Один вопрос мучает меня до сих пор – зачем родители оставили завещание? Мне тогда было пять лет, и родители были достаточно молодые, чтобы писать завещание и наследство для меня. Трагедия произошла спустя одиннадцать лет; все это время родители знали, что квартира достанется мне. Все это время они знали, что в одном маленьком конвертике лежит моя будущая собственность. Конечно, смерть ждет каждого из нас, и никто не знает, когда она выйдет из тени и покажет свою силу. Никто не знает, когда его лучшие дни закончатся. И сделать дополнительный шаг на всякий случай – хорошая идея, но наследство я получаю только после совершеннолетия. Это я вычитала на каком-то сайте, только что поискав в интернете. Но тайну этого письма я никогда не узнаю; да и нужно ли мне это? Стоит задуматься над более важными вещами, чем пустяками: письмами, фотографиями и случайными записями в блокнотах.

Это все, что я сегодня хотела сказать, дневник.
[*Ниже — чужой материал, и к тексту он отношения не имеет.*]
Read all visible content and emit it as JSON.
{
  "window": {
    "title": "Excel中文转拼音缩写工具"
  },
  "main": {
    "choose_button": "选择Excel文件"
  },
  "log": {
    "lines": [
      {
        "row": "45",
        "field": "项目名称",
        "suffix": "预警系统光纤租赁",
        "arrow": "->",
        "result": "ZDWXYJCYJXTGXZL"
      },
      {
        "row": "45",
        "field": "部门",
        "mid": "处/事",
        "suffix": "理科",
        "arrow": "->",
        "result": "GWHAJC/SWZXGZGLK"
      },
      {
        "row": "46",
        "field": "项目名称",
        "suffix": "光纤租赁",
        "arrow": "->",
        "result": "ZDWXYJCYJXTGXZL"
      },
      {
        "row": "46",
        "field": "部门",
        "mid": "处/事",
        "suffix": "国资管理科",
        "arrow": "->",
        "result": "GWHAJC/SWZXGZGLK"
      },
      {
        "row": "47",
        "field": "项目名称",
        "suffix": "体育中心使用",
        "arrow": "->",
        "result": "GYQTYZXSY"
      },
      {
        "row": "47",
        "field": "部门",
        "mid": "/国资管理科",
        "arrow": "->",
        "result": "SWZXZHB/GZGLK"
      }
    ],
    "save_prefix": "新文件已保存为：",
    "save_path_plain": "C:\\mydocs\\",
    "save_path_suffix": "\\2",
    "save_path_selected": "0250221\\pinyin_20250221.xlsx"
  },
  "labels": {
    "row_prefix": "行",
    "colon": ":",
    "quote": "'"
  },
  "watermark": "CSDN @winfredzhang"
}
Может, мы с тобой еще увидимся, ночью или вечером. К домику подбегает Лана, укрывшись руками от дождя и промокшая до нитки. Я и не заметила, как она куда-то уходила. Искала Дмитрия и Галю? Или просто уходила по делам, или ей кто-то позвонил? Но для меня это сейчас не важно; мне вообще все равно, куда она уходила. Главное, что сейчас она бежит сюда, в домик, и мне нужно заканчивать эту запись.


18

Я быстро захлопнула дневник и спрятала в рюкзак, что было как раз вовремя – Лана уже зашла в деревянный домик. Я сделала невинное и равнодушное лицо, словно я ничем не занималась; залезла в телефон, но все еще ничего не делала. Просто водила пальцем по экрану, будто печатаю кому-то сообщение. Лана стояла посреди домика, с нее стекали капли. Волосы промокли, словно она только помыла голову. Она молчала и разглядывала надписи на стенках домика. После она тоже присела на корточки, и выглядели мы странно; впрочем, нас все равно никто не увидит. Какой дурак будет гулять в такую погоду?

Лана цокнула языком, поправила волосы и вытерла смытый, растертый макияж.

– Погода просто отличная! – с сарказмом воскликнула она.

– Угу.

Лана презрительно посмотрела на меня. Не хочу я с ней разговаривать, и что с того? Пусть просто отстанет! Тем более, она помешала еще немного написать в моем дневничке. Лана оглядывалась по сторонам, а дождь все шел и шел. Лана достала телефон и вытерла об мокрую кофту, телефон лежал в кармане и один раз упал в лужу. Сейчас он, конечно, работал плохо. Как же хорошо, что существуют водонепроницаемые телефоны и чехлы. Лана долго думала и поправляла свою внешность, а потом сказала:

– Галя говорила что-то про твою память, аварию и потерю, – деловито произнесла она. – Расскажешь мне поподробнее? Ты действительно ничегошеньки не помнишь?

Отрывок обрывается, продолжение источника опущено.